ImpACT: sensore MRI per monitorare l’attività elettromagnetica del cervello
Come si è giunti alla realizzazione di ImpACT
Si tratta di trasduttori basati su bobina attiva impiantabile (ImpACT), progettati per la comunicazione wireless di eventi ottici ed elettrici nel tessuto profondo senza la necessità di alimentazione a bordo ovvero dispositivi impiantabili in scala millimetrica o submillimetrica che funzionano come varianti miniaturizzate di un circuito standard (una bobina a radiofrequenza) che stimola e rileva i segnali MRI da un soggetto.
Per far funzionare il sensore, esso viene inizialmente sintonizzato sulla stessa frequenza delle onde radio emesse dagli atomi di idrogeno. La sintonizzazione dei sensori cambia quando rileva un segnale elettromagnetico dal tessuto e il sensore non corrisponde più alla frequenza degli atomi di idrogeno. Quando ciò accade, una macchina MRI esterna che esegue la scansione del sensore produce un’immagine più debole.
I ricercatori hanno dimostrato che i sensori possono raccogliere segnali elettrici simili a quelli prodotti da potenziali d’azione (gli impulsi elettrici attivati da singoli neuroni), o potenziali di campo locali (la somma delle correnti elettriche prodotte da un gruppo di neuroni).
Abbiamo dimostrato che questi dispositivi sono sensibili ai potenziali di scala biologica, dell’ordine di millivolt, che sono paragonabili a quello che genera il tessuto biologico, specialmente nel cervello.
I ricercatori hanno eseguito test aggiuntivi nei ratti per studiare se i sensori potevano rilevare segnali nel tessuto cerebrale vivente. Per quegli esperimenti, hanno progettato i sensori per rilevare la luce emessa dalle cellule ingegnerizzate per esprimere la proteina luciferasi.

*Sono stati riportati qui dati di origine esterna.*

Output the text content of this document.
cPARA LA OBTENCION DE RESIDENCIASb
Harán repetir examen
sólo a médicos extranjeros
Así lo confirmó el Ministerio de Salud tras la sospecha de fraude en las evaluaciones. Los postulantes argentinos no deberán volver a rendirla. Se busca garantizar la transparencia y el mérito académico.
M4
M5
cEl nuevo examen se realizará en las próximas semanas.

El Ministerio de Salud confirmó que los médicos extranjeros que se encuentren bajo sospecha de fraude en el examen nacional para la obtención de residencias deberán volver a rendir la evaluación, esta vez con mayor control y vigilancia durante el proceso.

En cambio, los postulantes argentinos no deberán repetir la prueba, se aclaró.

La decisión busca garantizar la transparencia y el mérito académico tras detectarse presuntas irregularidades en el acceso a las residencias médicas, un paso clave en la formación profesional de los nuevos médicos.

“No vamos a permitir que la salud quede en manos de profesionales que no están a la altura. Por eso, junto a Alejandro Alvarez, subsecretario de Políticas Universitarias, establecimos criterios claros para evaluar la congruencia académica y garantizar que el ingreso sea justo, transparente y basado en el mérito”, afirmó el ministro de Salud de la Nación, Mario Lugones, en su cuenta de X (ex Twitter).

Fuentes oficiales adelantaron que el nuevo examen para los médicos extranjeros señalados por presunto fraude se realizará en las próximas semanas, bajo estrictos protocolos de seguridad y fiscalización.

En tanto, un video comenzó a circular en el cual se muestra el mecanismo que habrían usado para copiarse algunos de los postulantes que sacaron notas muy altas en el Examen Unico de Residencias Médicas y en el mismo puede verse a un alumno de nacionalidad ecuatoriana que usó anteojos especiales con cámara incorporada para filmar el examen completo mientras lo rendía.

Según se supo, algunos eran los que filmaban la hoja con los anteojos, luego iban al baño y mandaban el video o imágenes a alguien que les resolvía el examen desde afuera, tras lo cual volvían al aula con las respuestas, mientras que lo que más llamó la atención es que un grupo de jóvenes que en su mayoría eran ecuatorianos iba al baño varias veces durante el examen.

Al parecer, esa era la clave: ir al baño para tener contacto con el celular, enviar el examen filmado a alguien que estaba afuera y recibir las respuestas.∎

Normalmente, la posizione esatta della luciferasi non può essere determinata quando è in profondità nel cervello o in altri tessuti, quindi il nuovo sensore offre un modo per espandere l’utilità della luciferasi e più precisamente individuare le cellule che emettono luce, dicono i ricercatori. La luciferasi è comunemente ingegnerizzata nelle cellule insieme ad un altro gene di interesse, consentendo ai ricercatori di determinare se i geni sono stati incorporati con successo misurando la luce prodotta.
Vantaggi e prospettive future
Uno dei principali vantaggi di questo sensore è che non è necessario trasportare alcun tipo di alimentazione, poiché i segnali radio emessi dallo scanner MRI esterno sono sufficienti per alimentare il sensore.

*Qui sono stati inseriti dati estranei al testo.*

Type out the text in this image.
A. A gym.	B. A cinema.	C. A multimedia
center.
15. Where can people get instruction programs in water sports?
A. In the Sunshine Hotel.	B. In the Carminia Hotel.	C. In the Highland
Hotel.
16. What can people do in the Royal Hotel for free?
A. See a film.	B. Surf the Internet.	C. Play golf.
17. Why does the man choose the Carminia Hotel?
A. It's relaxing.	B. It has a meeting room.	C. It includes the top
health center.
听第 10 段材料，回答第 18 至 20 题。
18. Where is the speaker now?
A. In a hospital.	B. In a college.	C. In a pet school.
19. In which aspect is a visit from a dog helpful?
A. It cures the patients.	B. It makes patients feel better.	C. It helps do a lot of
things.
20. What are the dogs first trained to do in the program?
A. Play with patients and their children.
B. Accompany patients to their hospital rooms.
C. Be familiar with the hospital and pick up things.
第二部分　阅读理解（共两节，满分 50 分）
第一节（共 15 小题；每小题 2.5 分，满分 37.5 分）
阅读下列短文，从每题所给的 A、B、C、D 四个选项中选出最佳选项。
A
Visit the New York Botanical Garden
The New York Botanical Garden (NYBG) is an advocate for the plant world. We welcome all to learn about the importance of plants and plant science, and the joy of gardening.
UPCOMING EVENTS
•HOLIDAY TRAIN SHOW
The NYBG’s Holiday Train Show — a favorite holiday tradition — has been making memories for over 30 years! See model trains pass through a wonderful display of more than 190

Aviad Hai, un postdottorato al MIT e autore principale dello studio, che si unirà alla facoltà dell’Università del Wisconsin a Madison a gennaio, prevede di miniaturizzare ulteriormente i sensori in modo che ne possano essere impiantati un numero maggiore, consentendo l’imaging di campi elettrici o di luce su un’area cerebrale più ampia. In questo studio, i ricercatori hanno eseguito una modellazione che ha dimostrato che un sensore da 250 micron (pochi decimi di millimetro) dovrebbe essere in grado di rilevare l’attività elettrica nell’ordine di 100 millivolt, simile alla quantità di corrente in un potenziale di azione neurale.
Il laboratorio di Jasanoff è interessato all’utilizzo di questo tipo di sensore per rilevare i segnali neurali nel cervello e immagina che possa essere utilizzato anche per monitorare i fenomeni elettromagnetici in altre parti del corpo, comprese le contrazioni muscolari o l’attività cardiaca.